I am a district official for the local county board of elections; I've worked the polls for going on twenty years now. We used touch screen electronic machines for the first time this primary cycle.
When the machine is first set up in the morning it automatically prints out a hard copy of what is recorded on it (like reading a cash register before opening for business); the four officials in the district verify that it was all zeros, then sign the copy for the district records.
At the closing of the polls, it again prints out a copy with the vote totals as it locks the machine from further entries. We all sign it to verify that it came from that machine.
Unlike the Florida "vote-a-matic", the RAT operatives can't get one of these into their car trunk!
here's what were talking about.....an example of their legal team:
John Boyd, Esq., Freedman, Boyd, Daniels, Hollander, Goldberg & Cline, Albuquerque, New Mexico. Mr. Boyd has been practicing civil rights litigation, first amendment litigation, constitutional law and election law in Albuquerque for over 25 years. Mr. Boyd represented the Democratic Party of New Mexico in the voter i.d. litigation that preceded the 2004 election and has participated on behalf of Democrats in redistricting litigation. He has handled a number of cases as a cooperating attorney with the ACLU. He and his partner, Nancy Hollander, are currently representing the Santa Fe-based Uniao Do Vegetal in its free exercise of religion law suit which is now pending before the United States Supreme Court.
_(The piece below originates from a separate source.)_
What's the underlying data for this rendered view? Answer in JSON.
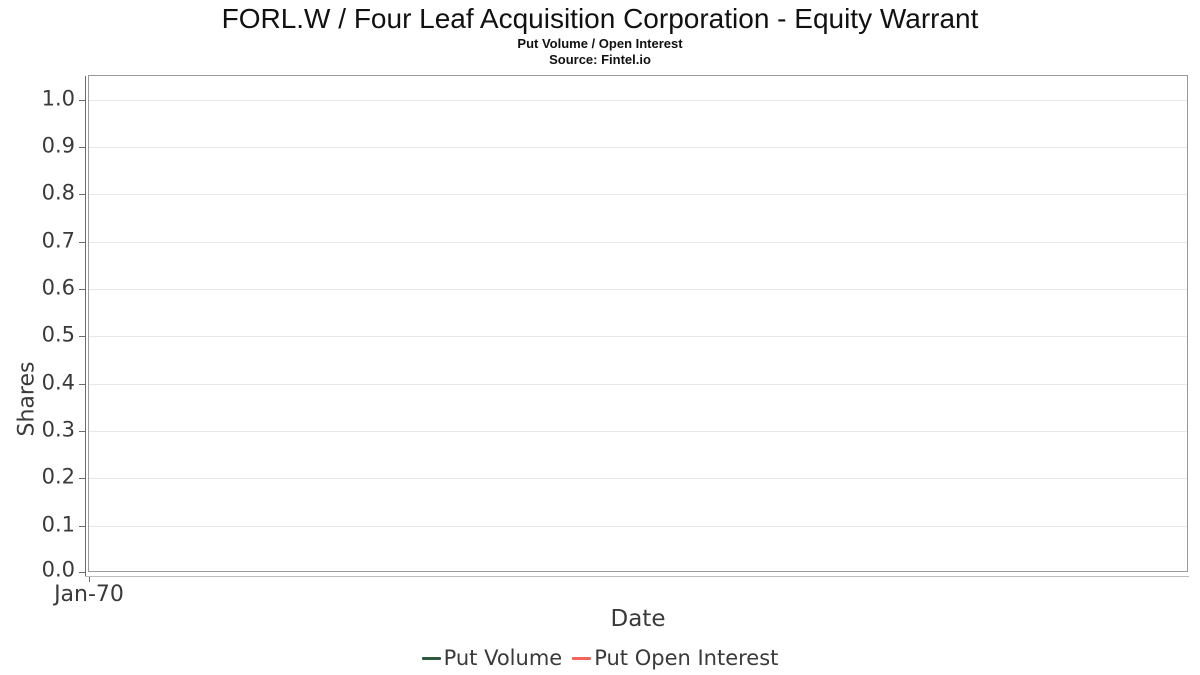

Yes, but you then have to buy two systems instead of one. Every school kid in America back to the 1960's (50's?) has experience with a color-in-the-circle test (or close variant thereof). It isn't rocket science; it would work even in Palm Beach County, FL. I question the expense of buying the fancy PC's with all the controls required to be certified simply to print out the exact same thing to then feed into the sensing station. While your way gives those cities that spent the big bucks for touch screen to "salvage" part of their investment, that's throwing good money after bad.